If you have been rejected by 5 different publishing houses, perhaps it is time to ask the question, “is my novel good enough?” What makes you so sure there is a market for your particular story? Why are you so certain that your work stands out from the other potential prize winning writers that are after the same royalty cheque? Did the people helping you edit your book, critique it, or tell you what you wanted to hear? Is your target audience a big group that is constantly spending disposable income on unknown authors?
Sadly, what many people take away from the incredible injustice of rejection is that like that famous author, persistence is the key. But this can only be true if the quality and marketability of their manuscript is really there. Many people never realise their dream, simply because they thought their book, their product, was perfection and that their place in literary history is assured if they can “just get the right person to read their work.” Forget about the right person. Make sure that ANYONE who reads your manuscript will see its merits.

How many times have we heard that out of 1000 manuscripts an editor might only choose to publish a select few. You "could" say that editors are very selective. It makes sense, they’re running a business after all. More importantly, you could also say that editors receive a mountain of submissions that are just total crap! As a publisher, it’s not their job to inform you why your manuscript is simply not capable of appealing to a profitable market. Their “we regret to inform you” letter can mean many things. You can take it as “it’s not you, it’s me” or you can ask if you really ticked all the boxes in your submission.
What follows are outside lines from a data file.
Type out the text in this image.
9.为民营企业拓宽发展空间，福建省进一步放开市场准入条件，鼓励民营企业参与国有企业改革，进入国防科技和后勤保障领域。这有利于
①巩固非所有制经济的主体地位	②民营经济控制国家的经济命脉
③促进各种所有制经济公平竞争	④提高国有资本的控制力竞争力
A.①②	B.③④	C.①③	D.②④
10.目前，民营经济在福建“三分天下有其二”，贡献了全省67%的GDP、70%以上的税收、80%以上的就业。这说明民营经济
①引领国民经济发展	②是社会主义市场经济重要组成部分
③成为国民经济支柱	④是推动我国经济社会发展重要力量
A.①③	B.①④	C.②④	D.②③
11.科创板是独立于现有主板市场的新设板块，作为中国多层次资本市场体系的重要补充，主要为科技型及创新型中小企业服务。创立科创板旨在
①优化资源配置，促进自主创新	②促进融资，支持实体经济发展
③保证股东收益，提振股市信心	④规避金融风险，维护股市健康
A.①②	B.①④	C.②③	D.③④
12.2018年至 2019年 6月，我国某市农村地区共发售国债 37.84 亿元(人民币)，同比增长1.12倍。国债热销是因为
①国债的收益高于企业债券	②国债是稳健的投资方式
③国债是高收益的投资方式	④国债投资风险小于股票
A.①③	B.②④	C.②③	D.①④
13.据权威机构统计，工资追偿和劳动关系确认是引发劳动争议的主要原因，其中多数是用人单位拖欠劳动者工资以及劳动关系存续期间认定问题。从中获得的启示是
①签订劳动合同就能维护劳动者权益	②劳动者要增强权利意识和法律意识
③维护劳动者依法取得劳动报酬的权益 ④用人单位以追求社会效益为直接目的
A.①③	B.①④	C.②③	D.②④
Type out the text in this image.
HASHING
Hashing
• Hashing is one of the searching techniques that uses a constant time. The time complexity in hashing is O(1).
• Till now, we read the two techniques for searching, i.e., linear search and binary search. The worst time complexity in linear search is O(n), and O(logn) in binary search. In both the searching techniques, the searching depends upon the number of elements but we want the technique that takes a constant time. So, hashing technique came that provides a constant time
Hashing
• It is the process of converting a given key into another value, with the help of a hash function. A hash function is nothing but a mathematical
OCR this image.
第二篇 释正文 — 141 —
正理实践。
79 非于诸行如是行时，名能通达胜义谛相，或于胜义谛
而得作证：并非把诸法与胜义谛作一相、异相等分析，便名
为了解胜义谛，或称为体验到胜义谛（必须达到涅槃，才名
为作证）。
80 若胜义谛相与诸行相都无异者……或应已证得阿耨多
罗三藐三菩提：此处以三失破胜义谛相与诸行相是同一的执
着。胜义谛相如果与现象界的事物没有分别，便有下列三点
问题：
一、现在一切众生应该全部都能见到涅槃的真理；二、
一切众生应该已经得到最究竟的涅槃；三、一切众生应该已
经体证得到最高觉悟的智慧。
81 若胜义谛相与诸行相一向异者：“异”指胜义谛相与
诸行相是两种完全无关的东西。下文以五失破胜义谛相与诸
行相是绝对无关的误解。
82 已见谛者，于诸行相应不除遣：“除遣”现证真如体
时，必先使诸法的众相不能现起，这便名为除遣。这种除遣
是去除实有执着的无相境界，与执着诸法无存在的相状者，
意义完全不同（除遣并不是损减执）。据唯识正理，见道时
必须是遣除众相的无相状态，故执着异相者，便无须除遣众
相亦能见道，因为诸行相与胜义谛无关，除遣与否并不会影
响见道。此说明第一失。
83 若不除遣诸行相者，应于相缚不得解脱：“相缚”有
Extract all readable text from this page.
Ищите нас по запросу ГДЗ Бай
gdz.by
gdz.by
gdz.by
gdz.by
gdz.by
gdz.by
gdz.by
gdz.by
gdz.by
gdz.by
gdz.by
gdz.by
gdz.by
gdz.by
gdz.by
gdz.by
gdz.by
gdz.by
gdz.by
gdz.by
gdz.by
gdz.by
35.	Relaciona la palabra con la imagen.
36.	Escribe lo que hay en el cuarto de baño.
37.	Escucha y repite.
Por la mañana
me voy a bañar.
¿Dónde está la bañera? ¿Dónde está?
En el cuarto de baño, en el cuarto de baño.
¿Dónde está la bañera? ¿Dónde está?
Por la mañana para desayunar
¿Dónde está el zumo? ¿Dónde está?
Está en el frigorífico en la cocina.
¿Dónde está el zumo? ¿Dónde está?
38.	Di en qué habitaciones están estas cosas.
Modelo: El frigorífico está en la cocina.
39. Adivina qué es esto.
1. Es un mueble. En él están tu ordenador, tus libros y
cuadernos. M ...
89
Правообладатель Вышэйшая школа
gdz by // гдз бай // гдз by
But don’t despair; this is not a hopeless situation. There are recipes that make saleable work. You don’t have to sell your soul or creativity, but you do have to be mindful of the marketplace. Use peers who will give you a critique, warts and all. Pay a professional to review your manuscript. Above all, don’t send anything to a publisher until you are absolutely certain it’s your best work. Even if they can’t use it, give them a great read, maybe they’ll refer it to someone else who can.